The OIC General Secretariat strongly condemned Israeli minister’s visit at Al Aqsa calling it “a provocation of Muslim sentiments and a flagrant violation of relevant international resolutions.”…reports Asian Lite News
The Organisation of Islamic Cooperation will hold an extraordinary open-ended meeting of its Executive Committee in Jeddah on Tuesday to discuss Israeli attacks on the Al-Aqsa Mosque in East Jerusalem, Saudi Press Agency reported.
The meeting follows escalating Israeli activity in occupied Jerusalem, most notably a “provocative” visit by Israel’s far-right National Security Minister Itamar Ben-Gvir to the mosque compound on Tuesday.
The OIC General Secretariat strongly condemned the visit on Tuesday, calling it “a provocation of Muslim sentiments and a flagrant violation of relevant international resolutions.”
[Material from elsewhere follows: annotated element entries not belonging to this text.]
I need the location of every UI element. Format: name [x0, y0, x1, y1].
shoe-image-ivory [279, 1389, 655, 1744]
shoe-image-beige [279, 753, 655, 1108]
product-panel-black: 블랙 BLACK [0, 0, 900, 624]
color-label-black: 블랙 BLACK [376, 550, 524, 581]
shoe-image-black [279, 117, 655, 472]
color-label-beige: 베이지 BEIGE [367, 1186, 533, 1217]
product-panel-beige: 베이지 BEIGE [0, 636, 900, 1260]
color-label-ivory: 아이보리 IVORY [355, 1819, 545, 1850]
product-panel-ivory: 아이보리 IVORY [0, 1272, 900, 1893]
Meanwhile, experts have said that the controversial visit of Israeli Minister to the Al-Aqsa Mosque compound in East Jerusalem, which has sparked wide condemnation and criticism from the Arab world, might have limited negative impact on Israel’s ties with Arab countries.
Nabil Abu Rudeineh, the spokesman of the Palestinian presidency, on Tuesday slammed the visit as “a challenge to the Palestinian people, the Arab nation, and the international community,” warning that these provocations against sanctities will lead to more tension, violence and explosive conditions.
A rocket was launched toward Israel from the Gaza Strip on Tuesday evening, but later fell within the strip.
Jordan summoned the Israeli ambassador and delivered a strongly-worded protest message. Other Arab countries, including Egypt, Lebanon, Saudi Arabia, the United Arab Emirates (UAE), Qatar, Oman and Libya, as well as the Gulf Cooperation Council, all condemned Ben-Gvir’s behavior.
Michael Milshtein, head of the Palestinian Studies Forum at the Tel Aviv University, warned that Ben-Gvir’s visit may heighten the tensions with the Palestinians and increase the chance of various security incidents in the near future, including individual attacks, mass riots and rocket strikes from Gaza.
“All of these have the potential to lead to a broad and relatively rapid escalation,” he added.
But Gadi Hitman, a Palestinian expert at the Ariel University, said that compared to the visit of former Israeli Prime Minister Ariel Sharon to the flashpoint site in 2000 which trigged the second Palestinian armed uprising, the circumstances between Israel and Palestine have significantly changed.
“People may expect some quiet in the region if everything goes smoothly in the upcoming days,” he told Xinhua.
Israeli Prime Minister Benjamin Netanyahu on Tuesday postponed his visit to the UAE planned for next week, in a move that was widely seen as a result of Ben-Gvir’s action, though Netanyahu denied any connection between the two developments.
“Obviously, Arab countries do not like Ben-Gvir’s decision, but so far, I don’t see any harsh reaction from these states,” said Hitman, adding that certain Arab states are not likely to cancel their peace accords with Israel.
Yonatan Freeman, an international relations expert at the Hebrew University of Jerusalem, told Xinhua that due to the great mutual benefit, it is in the interest of both Israel and the Arab world to maintain or expand diplomatic ties.
Freeman said that even Israel and Saudi Arabia have the desire to improve ties as they face common challenges, notably the threat from Iran. “Thus, despite the condemnations, Ben-Gvir’s visit is not likely to stifle the progress being made between the two countries,” he noted.
The Al-Aqsa Mosque compound, known to Jews as the most sacred place, is regarded by Muslims as their third holiest site. It has been administered by the Jerusalem Islamic Waqf, a Jordanian body, since 1948. Under a 1967 agreement between Israel and Jordan, non-Muslim worshippers can visit the compound but are prohibited from praying there.
4.6-km wall around Gaza Strip
Israel has started to build a 4.6-km-long wall around the Gaza Strip to protect Israeli communities in its vicinity from fire from the coastal Palestinian enclave, the Israeli Defence Ministry said on Thursday.
“Work has begun on a security corridor project adjacent to the Gaza Strip, with the aim of concealing roads to allow residents to drive around safely in times of emergency without fear of counterfire from the Gaza Strip,” the ministry said in a statement.
The wall is being built along two highways near Gaza. Bicycle lanes will also be constructed as part of the project, according to the ministry.
“The project will enable the residents to live a normal life during a security escalation,” Elad Cohen, the project manager at Netivei Israel, a government-owned roads company that builds parts of the wall, was quoted as saying in the statement.
The ministry estimates that the wall will be completed by the summer of 2023.
Israel has already built on-ground and underground barriers to prevent Palestinians in Gaza from entering Israel. However, during clashes, militants in Gaza often fire rockets and gunfire at Israel’s southern communities.